Terry Miller, director of the Center for International Trade and Economics at the Heritage Foundation, writing in The Wall Street Journal (go here to read the full column):
"...Is it the end of capitalism? Many were predicting just that last year. The 2011 Index of Economic Freedom, released today by the Heritage Foundation and The Wall Street Journal, tells a different story...One hundred and seventeen countries, mainly developing and emerging market economies, improved their scores..."
Despite the global trend, there is cause for concern.
"...The U.S. dropped to 9th place in the 2011 Index, with its lowest economic freedom score in a decade...Those who fear we are losing economic vitality and leadership to Asia have cause for concern.
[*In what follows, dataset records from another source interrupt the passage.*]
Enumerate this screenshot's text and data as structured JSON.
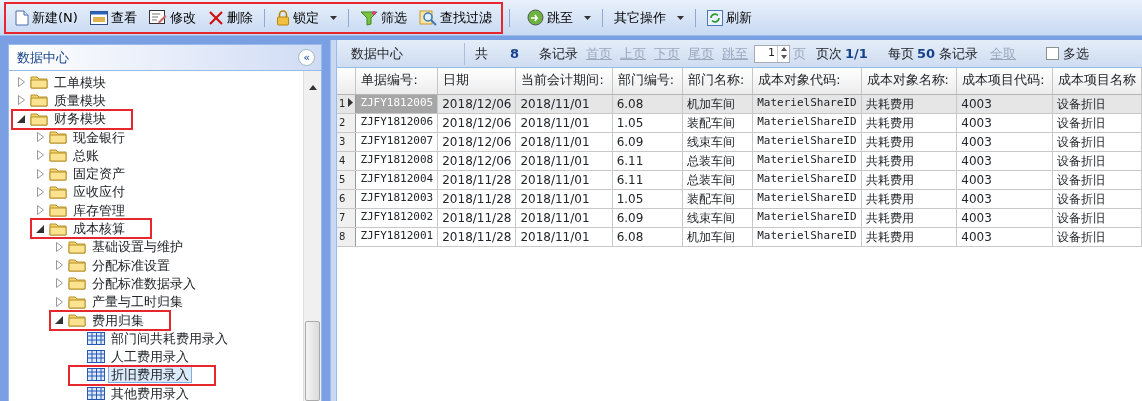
{
  "toolbar": {
    "sections": [
      {
        "highlighted": true,
        "groups": [
          [
            {
              "label": "新建(N)",
              "kind": "document",
              "dropdown": false
            },
            {
              "label": "查看",
              "kind": "window",
              "dropdown": false
            },
            {
              "label": "修改",
              "kind": "edit",
              "dropdown": false
            },
            {
              "label": "删除",
              "kind": "cross",
              "dropdown": false
            }
          ],
          [
            {
              "label": "锁定",
              "kind": "lock",
              "dropdown": true
            }
          ],
          [
            {
              "label": "筛选",
              "kind": "funnel",
              "dropdown": false
            },
            {
              "label": "查找过滤",
              "kind": "magnifier",
              "dropdown": false
            }
          ]
        ]
      },
      {
        "highlighted": false,
        "groups": [
          [
            {
              "label": "跳至",
              "kind": "goto",
              "dropdown": true
            }
          ],
          [
            {
              "label": "其它操作",
              "kind": "text",
              "dropdown": true
            }
          ],
          [
            {
              "label": "刷新",
              "kind": "refresh",
              "dropdown": false
            }
          ]
        ]
      }
    ]
  },
  "sidebar": {
    "title": "数据中心",
    "collapse_glyph": "«",
    "tree": [
      {
        "label": "工单模块",
        "kind": "folder",
        "expanded": false,
        "highlighted": false,
        "selected": false
      },
      {
        "label": "质量模块",
        "kind": "folder",
        "expanded": false,
        "highlighted": false,
        "selected": false
      },
      {
        "label": "财务模块",
        "kind": "folder",
        "expanded": true,
        "highlighted": true,
        "selected": false,
        "children": [
          {
            "label": "现金银行",
            "kind": "folder",
            "expanded": false,
            "highlighted": false,
            "selected": false
          },
          {
            "label": "总账",
            "kind": "folder",
            "expanded": false,
            "highlighted": false,
            "selected": false
          },
          {
            "label": "固定资产",
            "kind": "folder",
            "expanded": false,
            "highlighted": false,
            "selected": false
          },
          {
            "label": "应收应付",
            "kind": "folder",
            "expanded": false,
            "highlighted": false,
            "selected": false
          },
          {
            "label": "库存管理",
            "kind": "folder",
            "expanded": false,
            "highlighted": false,
            "selected": false
          },
          {
            "label": "成本核算",
            "kind": "folder",
            "expanded": true,
            "highlighted": true,
            "selected": false,
            "children": [
              {
                "label": "基础设置与维护",
                "kind": "folder",
                "expanded": false,
                "highlighted": false,
                "selected": false
              },
              {
                "label": "分配标准设置",
                "kind": "folder",
                "expanded": false,
                "highlighted": false,
                "selected": false
              },
              {
                "label": "分配标准数据录入",
                "kind": "folder",
                "expanded": false,
                "highlighted": false,
                "selected": false
              },
              {
                "label": "产量与工时归集",
                "kind": "folder",
                "expanded": false,
                "highlighted": false,
                "selected": false
              },
              {
                "label": "费用归集",
                "kind": "folder",
                "expanded": true,
                "highlighted": true,
                "selected": false,
                "children": [
                  {
                    "label": "部门间共耗费用录入",
                    "kind": "form",
                    "highlighted": false,
                    "selected": false
                  },
                  {
                    "label": "人工费用录入",
                    "kind": "form",
                    "highlighted": false,
                    "selected": false
                  },
                  {
                    "label": "折旧费用录入",
                    "kind": "form",
                    "highlighted": true,
                    "selected": true
                  },
                  {
                    "label": "其他费用录入",
                    "kind": "form",
                    "highlighted": false,
                    "selected": false
                  }
                ]
              }
            ]
          }
        ]
      }
    ]
  },
  "pager": {
    "title": "数据中心",
    "total_label": "共",
    "total": "8",
    "records_label": "条记录",
    "links": [
      {
        "label": "首页",
        "disabled": true
      },
      {
        "label": "上页",
        "disabled": true
      },
      {
        "label": "下页",
        "disabled": true
      },
      {
        "label": "尾页",
        "disabled": true
      },
      {
        "label": "跳至",
        "disabled": true
      }
    ],
    "page_input": "1",
    "page_unit": "页",
    "page_info_label": "页次",
    "page_info": "1/1",
    "per_page_label": "每页",
    "per_page": "50",
    "per_page_unit": "条记录",
    "select_all": {
      "label": "全取",
      "disabled": true
    },
    "multi_select": {
      "label": "多选",
      "checked": false
    }
  },
  "table": {
    "columns": [
      "单据编号:",
      "日期",
      "当前会计期间:",
      "部门编号:",
      "部门名称:",
      "成本对象代码:",
      "成本对象名称:",
      "成本项目代码:",
      "成本项目名称"
    ],
    "rows": [
      {
        "number": "1",
        "selected": true,
        "cells": [
          "ZJFY1812005",
          "2018/12/06",
          "2018/11/01",
          "6.08",
          "机加车间",
          "MaterielShareID",
          "共耗费用",
          "4003",
          "设备折旧"
        ]
      },
      {
        "number": "2",
        "selected": false,
        "cells": [
          "ZJFY1812006",
          "2018/12/06",
          "2018/11/01",
          "1.05",
          "装配车间",
          "MaterielShareID",
          "共耗费用",
          "4003",
          "设备折旧"
        ]
      },
      {
        "number": "3",
        "selected": false,
        "cells": [
          "ZJFY1812007",
          "2018/12/06",
          "2018/11/01",
          "6.09",
          "线束车间",
          "MaterielShareID",
          "共耗费用",
          "4003",
          "设备折旧"
        ]
      },
      {
        "number": "4",
        "selected": false,
        "cells": [
          "ZJFY1812008",
          "2018/12/06",
          "2018/11/01",
          "6.11",
          "总装车间",
          "MaterielShareID",
          "共耗费用",
          "4003",
          "设备折旧"
        ]
      },
      {
        "number": "5",
        "selected": false,
        "cells": [
          "ZJFY1812004",
          "2018/11/28",
          "2018/11/01",
          "6.11",
          "总装车间",
          "MaterielShareID",
          "共耗费用",
          "4003",
          "设备折旧"
        ]
      },
      {
        "number": "6",
        "selected": false,
        "cells": [
          "ZJFY1812003",
          "2018/11/28",
          "2018/11/01",
          "1.05",
          "装配车间",
          "MaterielShareID",
          "共耗费用",
          "4003",
          "设备折旧"
        ]
      },
      {
        "number": "7",
        "selected": false,
        "cells": [
          "ZJFY1812002",
          "2018/11/28",
          "2018/11/01",
          "6.09",
          "线束车间",
          "MaterielShareID",
          "共耗费用",
          "4003",
          "设备折旧"
        ]
      },
      {
        "number": "8",
        "selected": false,
        "cells": [
          "ZJFY1812001",
          "2018/11/28",
          "2018/11/01",
          "6.08",
          "机加车间",
          "MaterielShareID",
          "共耗费用",
          "4003",
          "设备折旧"
        ]
      }
    ]
  }
}
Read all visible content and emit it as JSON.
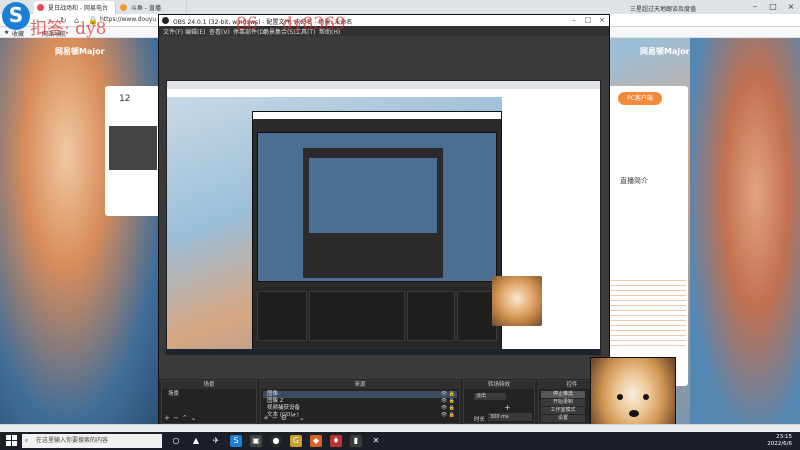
{
  "browser": {
    "logo": "S",
    "tabs": [
      {
        "label": "夏日战场和 - 网易电台"
      },
      {
        "label": "斗鱼 - 直播"
      }
    ],
    "right_tab": "三星超过天地跟谈及度值",
    "url": "https://www.douyu",
    "bookmarks": [
      "收藏",
      "网站导航"
    ],
    "site_banner": "网易顿Major",
    "site_banner_right": "网易顿Major",
    "card_number": "12",
    "pc_button": "PC客户端",
    "side_title": "直播简介"
  },
  "obs": {
    "title": "OBS 24.0.1 (32-bit, windows) - 配置文件: 未命名 - 场景: 未命名",
    "menu": [
      "文件(F)",
      "编辑(E)",
      "查看(V)",
      "停靠部件(D)",
      "场景集合(S)",
      "工具(T)",
      "帮助(H)"
    ],
    "docks": {
      "scenes": {
        "header": "场景",
        "items": [
          "场景"
        ]
      },
      "sources": {
        "header": "来源",
        "items": [
          "图像",
          "图像 2",
          "视频捕获设备",
          "文本 (GDI+)"
        ]
      },
      "transitions": {
        "header": "转场特效",
        "selected": "淡出",
        "duration_label": "时长",
        "duration_value": "300 ms"
      },
      "controls": {
        "header": "控件",
        "buttons": [
          "停止推流",
          "开始录制",
          "工作室模式",
          "设置",
          "退出"
        ]
      }
    }
  },
  "watermark": {
    "left": "扣答: dy8",
    "mid": "86",
    "right": "dy8369"
  },
  "taskbar": {
    "search_placeholder": "在这里输入你要搜索的内容",
    "time": "23:15",
    "date": "2022/6/6"
  }
}
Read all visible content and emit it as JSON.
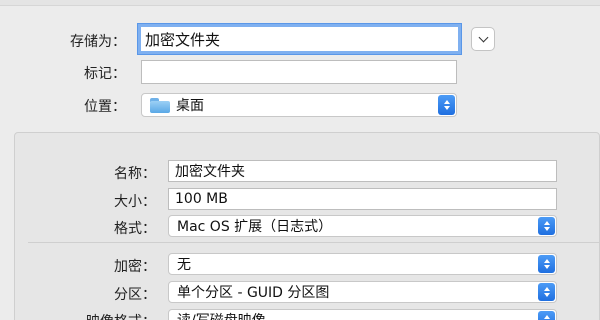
{
  "save_as": {
    "label": "存储为：",
    "value": "加密文件夹"
  },
  "tags": {
    "label": "标记：",
    "value": ""
  },
  "location": {
    "label": "位置：",
    "value": "桌面",
    "icon": "folder-icon"
  },
  "expand_button": {
    "icon": "chevron-down-icon"
  },
  "volume": {
    "name": {
      "label": "名称：",
      "value": "加密文件夹"
    },
    "size": {
      "label": "大小：",
      "value": "100 MB"
    },
    "format": {
      "label": "格式：",
      "value": "Mac OS 扩展（日志式）"
    },
    "encryption": {
      "label": "加密：",
      "value": "无"
    },
    "partitions": {
      "label": "分区：",
      "value": "单个分区 - GUID 分区图"
    },
    "image_format": {
      "label": "映像格式：",
      "value": "读/写磁盘映像"
    }
  },
  "colors": {
    "accent": "#2a7ae8",
    "focus_ring": "#7fb0f0",
    "panel_bg": "#e6e6e6"
  }
}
Hong Kong, Singapore, Australia, and New Zealand dominate the top of the economic freedom rankings. Economic growth rates in those countries averaged 6.8 percent in 2010.
"On the diplomatic front, U.S. economic leadership is being seriously challenged for the first time since World War II. U.S. pleas for more government spending and tighter market regulation have fallen on deaf ears at recent meetings of the G-20. And many countries around the world, particularly those whose economies have emerged from the deprivations of communism, show no desire to return to the government domination of the past."
So while the rest of the world emerges from the shadow of post-World War II collectivism, the United States is burrowings its head into that ashheap. Hope and change, indeed.